Years ago, in the immediate wake of the banking crisis, I wrote a column on the notion that top London law firms, having pursued consolidation and growth for the preceding quarter century, had fallen out of love with being big. The argument was that they were increasingly focused on segmentation – meaning tighter focus on their core markets – than consolidation. I have made duffer calls over the years, but in retrospect only one of those points, on losing faith with growth, was substantively borne out. The second observation about a more clearly-segmented legal industry emerging has largely not come to pass. Major London firms have consistently eschewed growth strategies with generally poor results. But no matter the structural pressures building on the legal industry, they have yet to get used to the idea of being more rigorously focused on core markets. Incremental chipping – ditching a bit of structured finance here, a little employment disputes there – is about as good as it got.
Yet there is an increasingly salient argument to be made that major law firms have two broad approaches that look sustainable if they wish to be major forces in high-end law. The first is to operate closer to the classic partner-driven model – a simplified regime based on low leverage, partner-heavy service, and being focused in a relatively small number of markets and geographies. This is a stance successfully applied by many of the more potent US-bred law firms expanding in Europe.
The second approach is closer to a professional services business underpinned by law.
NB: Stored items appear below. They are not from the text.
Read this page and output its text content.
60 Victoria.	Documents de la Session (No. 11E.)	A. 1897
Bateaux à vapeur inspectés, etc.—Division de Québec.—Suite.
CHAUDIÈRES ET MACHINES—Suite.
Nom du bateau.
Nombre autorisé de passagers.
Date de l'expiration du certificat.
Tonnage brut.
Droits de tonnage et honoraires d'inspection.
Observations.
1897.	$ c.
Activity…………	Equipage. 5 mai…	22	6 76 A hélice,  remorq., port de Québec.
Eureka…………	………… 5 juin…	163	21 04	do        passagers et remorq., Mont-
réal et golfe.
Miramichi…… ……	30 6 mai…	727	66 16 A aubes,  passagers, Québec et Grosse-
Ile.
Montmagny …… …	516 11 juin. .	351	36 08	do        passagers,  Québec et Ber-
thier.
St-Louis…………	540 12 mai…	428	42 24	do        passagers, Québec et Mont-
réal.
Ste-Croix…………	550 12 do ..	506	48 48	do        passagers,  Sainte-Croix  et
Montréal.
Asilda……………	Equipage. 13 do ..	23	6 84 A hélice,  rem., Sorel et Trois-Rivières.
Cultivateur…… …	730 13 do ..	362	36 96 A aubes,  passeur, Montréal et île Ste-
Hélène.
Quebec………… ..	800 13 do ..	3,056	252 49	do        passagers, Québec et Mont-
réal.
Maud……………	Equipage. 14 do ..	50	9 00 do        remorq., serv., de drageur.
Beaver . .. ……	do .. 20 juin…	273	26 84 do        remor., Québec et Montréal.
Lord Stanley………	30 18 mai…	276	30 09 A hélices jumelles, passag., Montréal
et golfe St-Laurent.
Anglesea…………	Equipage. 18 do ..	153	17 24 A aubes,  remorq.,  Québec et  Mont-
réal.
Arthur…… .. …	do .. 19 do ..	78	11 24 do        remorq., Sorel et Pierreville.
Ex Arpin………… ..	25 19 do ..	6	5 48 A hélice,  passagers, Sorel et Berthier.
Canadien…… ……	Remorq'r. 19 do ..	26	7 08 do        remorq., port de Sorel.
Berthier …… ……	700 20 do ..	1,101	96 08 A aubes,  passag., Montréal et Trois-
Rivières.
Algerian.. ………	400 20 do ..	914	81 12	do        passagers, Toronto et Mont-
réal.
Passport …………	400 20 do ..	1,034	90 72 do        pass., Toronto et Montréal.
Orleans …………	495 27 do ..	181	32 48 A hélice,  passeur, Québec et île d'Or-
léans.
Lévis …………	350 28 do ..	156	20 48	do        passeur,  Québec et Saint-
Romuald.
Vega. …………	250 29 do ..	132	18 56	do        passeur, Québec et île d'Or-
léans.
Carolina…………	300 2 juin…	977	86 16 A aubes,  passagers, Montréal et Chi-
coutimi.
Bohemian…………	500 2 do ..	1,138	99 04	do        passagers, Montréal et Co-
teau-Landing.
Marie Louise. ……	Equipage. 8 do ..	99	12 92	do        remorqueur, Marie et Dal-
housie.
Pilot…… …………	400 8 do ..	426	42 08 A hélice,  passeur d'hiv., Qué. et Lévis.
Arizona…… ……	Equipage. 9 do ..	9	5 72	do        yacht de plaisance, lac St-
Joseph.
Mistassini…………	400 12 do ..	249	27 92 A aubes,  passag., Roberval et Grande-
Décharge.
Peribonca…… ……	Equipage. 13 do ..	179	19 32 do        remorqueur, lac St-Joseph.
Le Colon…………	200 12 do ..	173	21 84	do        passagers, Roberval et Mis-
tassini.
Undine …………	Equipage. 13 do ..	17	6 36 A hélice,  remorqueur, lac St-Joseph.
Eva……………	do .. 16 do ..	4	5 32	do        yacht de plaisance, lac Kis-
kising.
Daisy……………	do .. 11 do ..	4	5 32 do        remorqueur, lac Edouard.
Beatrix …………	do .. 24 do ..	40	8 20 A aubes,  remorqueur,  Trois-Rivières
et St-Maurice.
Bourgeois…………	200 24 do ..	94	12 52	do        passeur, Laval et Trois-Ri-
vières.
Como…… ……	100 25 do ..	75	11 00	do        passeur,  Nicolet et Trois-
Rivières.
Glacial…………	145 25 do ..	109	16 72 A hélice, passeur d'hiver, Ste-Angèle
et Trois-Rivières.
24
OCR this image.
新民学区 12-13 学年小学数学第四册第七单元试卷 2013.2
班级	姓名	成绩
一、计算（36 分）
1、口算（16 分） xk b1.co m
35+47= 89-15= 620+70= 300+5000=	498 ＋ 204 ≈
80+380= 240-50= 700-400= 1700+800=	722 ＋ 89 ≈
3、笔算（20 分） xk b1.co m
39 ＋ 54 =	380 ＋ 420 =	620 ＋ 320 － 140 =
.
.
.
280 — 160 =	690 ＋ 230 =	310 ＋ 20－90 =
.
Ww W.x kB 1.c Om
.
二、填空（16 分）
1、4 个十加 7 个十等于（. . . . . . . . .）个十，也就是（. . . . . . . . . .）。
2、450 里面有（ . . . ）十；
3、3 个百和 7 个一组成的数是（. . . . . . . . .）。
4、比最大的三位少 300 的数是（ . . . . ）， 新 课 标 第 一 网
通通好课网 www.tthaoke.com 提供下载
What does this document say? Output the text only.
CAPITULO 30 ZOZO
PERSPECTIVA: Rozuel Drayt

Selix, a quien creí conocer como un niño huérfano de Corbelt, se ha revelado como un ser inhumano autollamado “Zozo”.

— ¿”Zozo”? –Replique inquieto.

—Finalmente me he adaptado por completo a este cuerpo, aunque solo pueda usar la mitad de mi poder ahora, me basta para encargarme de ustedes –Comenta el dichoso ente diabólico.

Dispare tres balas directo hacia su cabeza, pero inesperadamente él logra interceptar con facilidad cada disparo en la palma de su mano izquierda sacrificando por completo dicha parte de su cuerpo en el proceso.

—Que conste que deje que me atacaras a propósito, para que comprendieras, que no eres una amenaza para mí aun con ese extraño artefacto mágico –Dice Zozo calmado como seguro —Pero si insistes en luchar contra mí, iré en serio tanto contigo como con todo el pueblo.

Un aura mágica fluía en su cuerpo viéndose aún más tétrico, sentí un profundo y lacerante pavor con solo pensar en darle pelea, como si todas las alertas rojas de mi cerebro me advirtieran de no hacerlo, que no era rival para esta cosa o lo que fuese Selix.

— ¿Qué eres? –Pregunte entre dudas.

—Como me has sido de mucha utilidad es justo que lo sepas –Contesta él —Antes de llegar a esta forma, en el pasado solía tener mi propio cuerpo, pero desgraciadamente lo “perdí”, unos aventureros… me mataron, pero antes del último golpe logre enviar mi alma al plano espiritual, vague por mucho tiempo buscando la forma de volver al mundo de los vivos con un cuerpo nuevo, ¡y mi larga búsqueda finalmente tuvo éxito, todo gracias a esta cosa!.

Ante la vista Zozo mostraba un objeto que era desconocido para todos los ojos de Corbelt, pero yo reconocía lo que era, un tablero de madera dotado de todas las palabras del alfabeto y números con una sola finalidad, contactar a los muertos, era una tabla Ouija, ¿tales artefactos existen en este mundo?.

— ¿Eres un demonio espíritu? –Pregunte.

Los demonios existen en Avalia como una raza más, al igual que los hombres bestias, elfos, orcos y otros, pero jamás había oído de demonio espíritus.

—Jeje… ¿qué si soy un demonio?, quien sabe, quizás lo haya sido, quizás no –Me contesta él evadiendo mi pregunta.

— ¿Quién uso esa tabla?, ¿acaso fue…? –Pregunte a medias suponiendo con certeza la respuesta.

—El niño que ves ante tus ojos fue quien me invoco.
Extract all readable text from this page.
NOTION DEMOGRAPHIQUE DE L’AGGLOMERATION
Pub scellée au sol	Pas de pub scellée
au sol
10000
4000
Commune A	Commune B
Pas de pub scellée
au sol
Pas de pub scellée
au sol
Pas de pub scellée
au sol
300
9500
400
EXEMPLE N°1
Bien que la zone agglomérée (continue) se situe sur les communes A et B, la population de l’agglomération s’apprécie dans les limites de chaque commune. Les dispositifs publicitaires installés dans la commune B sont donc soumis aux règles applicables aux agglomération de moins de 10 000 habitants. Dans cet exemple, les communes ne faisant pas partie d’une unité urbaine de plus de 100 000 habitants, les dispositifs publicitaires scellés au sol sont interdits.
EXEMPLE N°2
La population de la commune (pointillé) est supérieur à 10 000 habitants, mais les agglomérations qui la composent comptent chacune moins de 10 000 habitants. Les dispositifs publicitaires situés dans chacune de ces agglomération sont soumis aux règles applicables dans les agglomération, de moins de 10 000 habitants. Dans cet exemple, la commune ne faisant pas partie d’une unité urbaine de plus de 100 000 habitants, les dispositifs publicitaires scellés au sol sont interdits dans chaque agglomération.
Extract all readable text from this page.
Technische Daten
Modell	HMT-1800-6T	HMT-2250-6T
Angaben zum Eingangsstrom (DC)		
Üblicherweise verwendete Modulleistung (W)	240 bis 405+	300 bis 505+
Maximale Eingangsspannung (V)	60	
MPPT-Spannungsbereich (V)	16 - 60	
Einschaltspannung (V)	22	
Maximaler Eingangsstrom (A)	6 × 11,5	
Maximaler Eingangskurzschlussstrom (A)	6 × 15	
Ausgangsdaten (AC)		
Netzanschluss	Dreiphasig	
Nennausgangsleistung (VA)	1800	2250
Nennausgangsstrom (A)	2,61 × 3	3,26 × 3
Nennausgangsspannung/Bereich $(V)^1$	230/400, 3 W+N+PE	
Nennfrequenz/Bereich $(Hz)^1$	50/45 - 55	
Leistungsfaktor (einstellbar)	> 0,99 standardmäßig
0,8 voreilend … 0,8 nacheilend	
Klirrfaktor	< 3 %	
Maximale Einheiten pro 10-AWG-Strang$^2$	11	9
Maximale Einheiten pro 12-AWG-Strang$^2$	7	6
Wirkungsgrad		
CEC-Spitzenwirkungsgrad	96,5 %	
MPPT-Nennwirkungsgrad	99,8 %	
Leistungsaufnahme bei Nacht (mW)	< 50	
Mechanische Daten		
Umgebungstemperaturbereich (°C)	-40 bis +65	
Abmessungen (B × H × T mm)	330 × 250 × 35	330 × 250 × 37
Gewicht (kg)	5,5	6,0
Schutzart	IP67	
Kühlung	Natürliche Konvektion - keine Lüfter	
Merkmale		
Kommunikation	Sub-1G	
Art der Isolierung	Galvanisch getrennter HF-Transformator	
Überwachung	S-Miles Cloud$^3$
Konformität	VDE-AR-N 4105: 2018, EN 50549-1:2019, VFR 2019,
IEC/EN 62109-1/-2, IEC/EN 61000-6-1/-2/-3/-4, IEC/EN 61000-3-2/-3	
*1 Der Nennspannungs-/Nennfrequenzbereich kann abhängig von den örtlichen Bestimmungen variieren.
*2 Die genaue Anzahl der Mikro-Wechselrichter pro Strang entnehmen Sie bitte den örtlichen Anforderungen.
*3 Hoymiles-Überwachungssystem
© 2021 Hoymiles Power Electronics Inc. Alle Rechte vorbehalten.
This path implies a far broader practice, higher fee-earner/partner leverage, more geographic coverage, and far greater willingness to build new models that provide legal services with non-lawyer professionals and technologies.
While you can just about imagine a major UK-bred law firm splitting the difference by maintaining two complementary divisions operating very different models in the same group, it is hard to see the generalised approach as it stands prospering. Yet it is striking the extent to which major UK firms are attempting to remain most things to most clients, especially since the clearest post-Lehman success stories in the UK profession have been lean City mid-tiers.
There are worse maxims in business than strategy being largely about what you say no to.
While there has been talk for years of the possibility of top London firms getting smaller, there has been a failure to grasp that such a stance can only be credibly achieved through a sharp, decisive restructuring. Law firms cannot be trimmed incrementally over a decade or more without robbing the institution of momentum and morale. While an institution can reboot and then pursue strategic growth from its smaller form, ultimately, healthy businesses need to advance unless they fill extremely well-defined niches, such as a Slaughter and May or Bristows.
What this ultimately comes down to are choices: the ones you make and the ones you avoid. There are far worse maxims in business than strategy being largely about what you say no to. At some point, major London firms should be making far more definitive decisions on where they want to place their bets and which areas are not taking their businesses forward. Would anyone seriously argue the contrary?